Python: create 3D array using values of another 3D array that meet a condition-CodePudding

I'm basically trying to take the weighted mean of a 3D dataset, but only on a filtered subset of the data, where the filter is based off of another (2D) array. The shape of the 2D data matches the first 2 dimensions of the 3D data, and is thus repeated for each slice in the 3rd dimension.

Something like:

import numpy as np

myarr = np.array([[[4,6,8],[9,3,2]],[[2,7,4],[3,8,6]],[[1,6,7],[7,8,3]]])
myarr2 = np.array([[7,3],[6,7],[2,6]])
weights = np.random.rand(3,2,3)

filtered = []
for k in range(len(myarr[0,0,:])):
    temp1 = myarr[:,:,k]
    temp2 = weights[:,:,k]
    filtered.append(temp1[np.where(myarr2 > 5)]*temp2[np.where(myarr2 > 5)])

average = np.array(np.sum(filtered,1)/len(filtered[0]))

I am concerned about efficiency here. Is it possible to vectorize this so I don't need the loop, or are there other suggestions to make this more efficient?

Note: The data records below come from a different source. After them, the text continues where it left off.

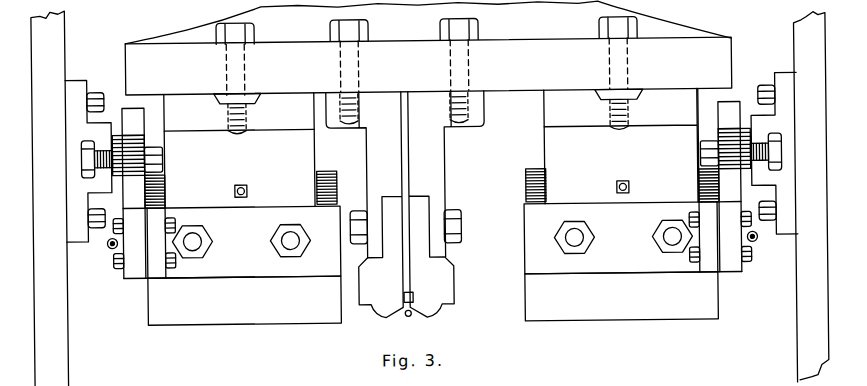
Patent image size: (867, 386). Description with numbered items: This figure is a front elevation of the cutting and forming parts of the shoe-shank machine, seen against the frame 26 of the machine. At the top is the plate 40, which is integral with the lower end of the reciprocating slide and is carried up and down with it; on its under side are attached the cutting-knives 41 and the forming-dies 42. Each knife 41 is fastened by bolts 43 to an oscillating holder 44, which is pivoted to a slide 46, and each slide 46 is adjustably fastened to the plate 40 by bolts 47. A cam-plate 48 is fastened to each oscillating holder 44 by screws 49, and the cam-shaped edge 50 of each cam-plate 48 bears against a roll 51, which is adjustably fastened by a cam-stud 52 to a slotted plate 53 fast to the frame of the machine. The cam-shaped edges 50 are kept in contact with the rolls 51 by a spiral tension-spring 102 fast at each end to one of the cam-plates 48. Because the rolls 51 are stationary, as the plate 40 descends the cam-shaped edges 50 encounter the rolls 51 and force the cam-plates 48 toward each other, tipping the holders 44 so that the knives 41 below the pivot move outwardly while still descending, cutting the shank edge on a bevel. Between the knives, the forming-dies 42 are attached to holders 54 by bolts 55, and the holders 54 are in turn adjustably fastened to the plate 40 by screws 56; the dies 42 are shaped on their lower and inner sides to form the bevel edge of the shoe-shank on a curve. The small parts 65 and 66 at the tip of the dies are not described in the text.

The frame 26 is at (67, 311).
The plate 40 is at (428, 66).
The cutting-knives 41 is at (433, 298).
The forming-dies 42 is at (406, 204).
The bolts 43 is at (287, 244).
The oscillating holder 44 is at (432, 229).
The slide 46 is at (431, 149).
The bolts 47 is at (252, 28).
The cam-plate 48 is at (128, 124).
The screws 49 is at (112, 257).
The cam-shaped edge 50 is at (144, 120).
The roll 51 is at (133, 146).
The cam-stud 52 is at (107, 162).
The slotted plate 53 is at (431, 157).
The holders 54 is at (430, 174).
The bolts 55 is at (462, 223).
The screws 56 is at (478, 29).
The guide 65 is at (409, 313).
The wire 66 is at (405, 314).
The spiral tension-spring 102 is at (757, 238).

CodePudding user response：

The most glaring efficiency issue, even the loop aside, is that np.where(...) is being called multiple times inside the loop, on the same condition! You can just do this a single time beforehand. Moreover, there is no need for a loop. Your operation basically equates to:

mask = myarr2 > 5
average = (myarr[mask] * weights[mask]).mean(axis=0)

There is no need for an np.where either.

myarr2 is an array of shape (i, j) with same first two dims as myarr and weight, which have some shape (i, j, k).

So if there are n True elements in the boolean mask myarr2 > 5, you can apply it on your other arrays to obtain (n, k) elements (taking all elements along third axis, when there is a True at a certain [i, j] position).